Après les revers face à Bruges et au Paris FC, l’entraîneur italien a tranché sans détour : Murillo ne faisait plus partie de ses plans. Mis à l’écart du groupe et clairement invité à se trouver un nouveau point de chute, le joueur a payé cash ce que certains au club ont vécu comme un véritable coup de sang du coach.
Murillo, victime expiatoire du moment
Pris de court, le latéral polyvalent n’a pas pu rebondir immédiatement. Avec seulement 48 heures avant la fermeture du mercato français, les options étaient quasi inexistantes. Mais une porte est restée entrouverte : celle du championnat turc, dont le marché reste actif jusqu’à la fin de semaine.
Besiktas s’est rapidement positionné. Des discussions sont en cours avec l’OM et, selon L’Équipe, un accord pourrait être trouvé pour un montant compris entre 4 et 6 millions d’euros, bonus inclus. Une somme loin d’être anodine pour un joueur poussé vers la sortie alors qu’il lui restait encore un an et demi de contrat.
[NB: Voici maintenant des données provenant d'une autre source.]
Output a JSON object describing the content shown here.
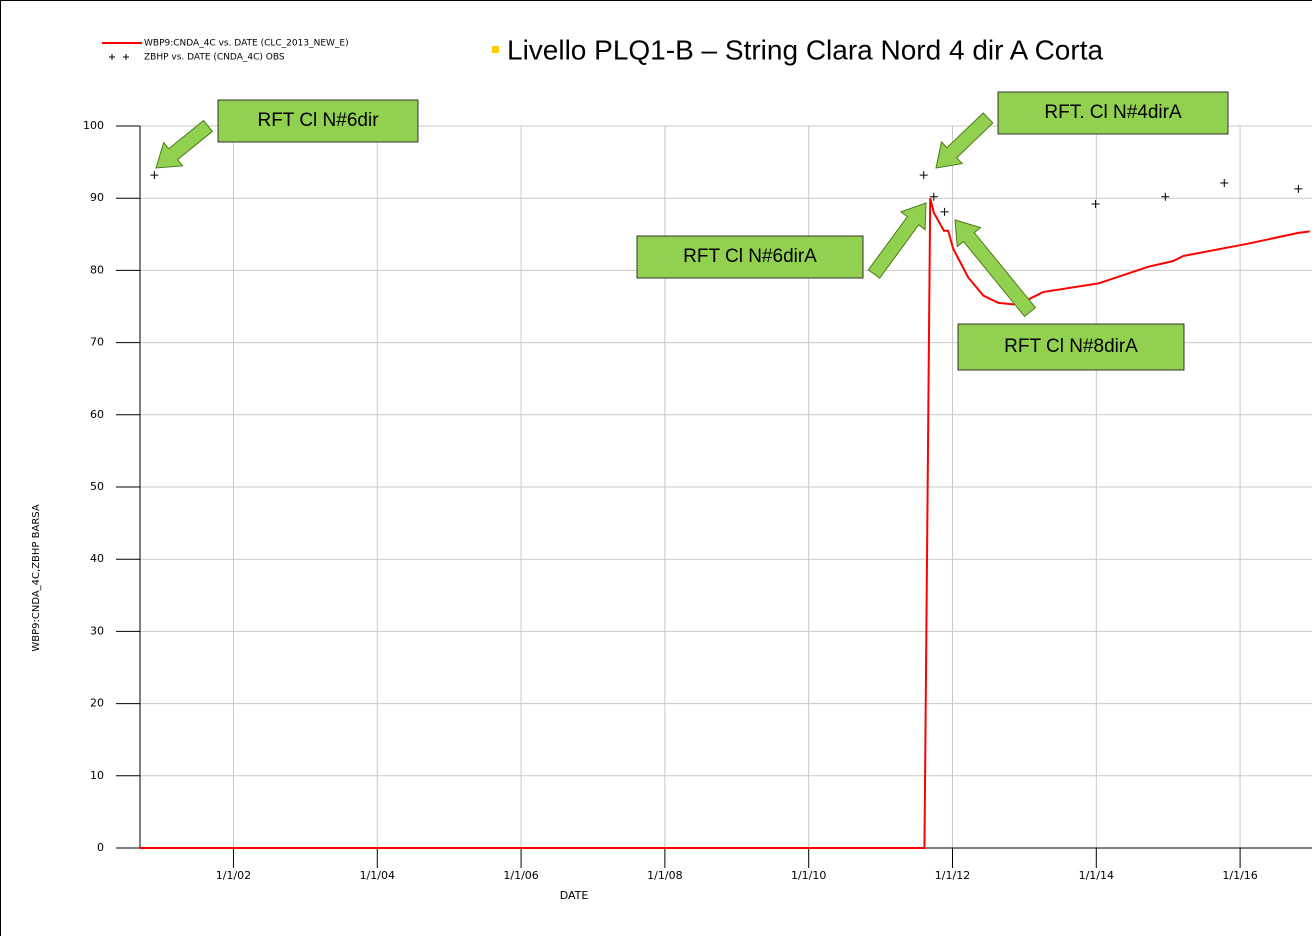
{
  "chart_data": {
    "type": "line",
    "title": "Livello PLQ1-B – String Clara Nord 4 dir A Corta",
    "x_label": "DATE",
    "y_label": "WBP9:CNDA_4C,ZBHP   BARSA",
    "xlim": [
      2000.7,
      2017
    ],
    "ylim": [
      0,
      100
    ],
    "xticks": [
      {
        "value": 2002,
        "label": "1/1/02"
      },
      {
        "value": 2004,
        "label": "1/1/04"
      },
      {
        "value": 2006,
        "label": "1/1/06"
      },
      {
        "value": 2008,
        "label": "1/1/08"
      },
      {
        "value": 2010,
        "label": "1/1/10"
      },
      {
        "value": 2012,
        "label": "1/1/12"
      },
      {
        "value": 2014,
        "label": "1/1/14"
      },
      {
        "value": 2016,
        "label": "1/1/16"
      }
    ],
    "yticks": [
      0,
      10,
      20,
      30,
      40,
      50,
      60,
      70,
      80,
      90,
      100
    ],
    "grid": true,
    "series": [
      {
        "name": "WBP9:CNDA_4C  vs.  DATE (CLC_2013_NEW_E)",
        "color": "#ff0000",
        "style": "line",
        "x": [
          2000.7,
          2011.61,
          2011.69,
          2011.74,
          2011.88,
          2011.94,
          2012.01,
          2012.22,
          2012.43,
          2012.64,
          2012.85,
          2013.06,
          2013.26,
          2014.03,
          2014.72,
          2015.07,
          2015.21,
          2016.11,
          2016.81,
          2016.97
        ],
        "values": [
          0,
          0,
          90,
          88,
          85.5,
          85.5,
          83,
          79,
          76.5,
          75.5,
          75.3,
          76,
          77,
          78.2,
          80.5,
          81.3,
          82,
          83.7,
          85.2,
          85.4
        ]
      },
      {
        "name": "ZBHP  vs.  DATE (CNDA_4C) OBS",
        "color": "#000000",
        "style": "plus",
        "x": [
          2000.9,
          2011.6,
          2011.74,
          2011.89,
          2013.99,
          2014.96,
          2015.78,
          2016.81
        ],
        "values": [
          93.2,
          93.2,
          90.2,
          88.1,
          89.2,
          90.2,
          92.1,
          91.3
        ]
      }
    ],
    "annotations": [
      {
        "text": "RFT Cl N#6dir"
      },
      {
        "text": "RFT. Cl N#4dirA"
      },
      {
        "text": "RFT Cl N#6dirA"
      },
      {
        "text": "RFT Cl N#8dirA"
      }
    ]
  }
}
Une sortie finalement bien négociée par l’OM
Recruté à l’été 2023 pour environ 2,5 millions d’euros en provenance d’Anderlecht, Murillo n’a jamais réellement bénéficié d’un statut stable à Marseille. Souvent remplaçant, parfois titulaire, il a néanmoins régulièrement su s’imposer lorsque le niveau d’exigence montait. Cette saison encore, il avait participé à toutes les rencontres de Ligue des Champions, à l’exception du déplacement à Newcastle manqué pour blessure.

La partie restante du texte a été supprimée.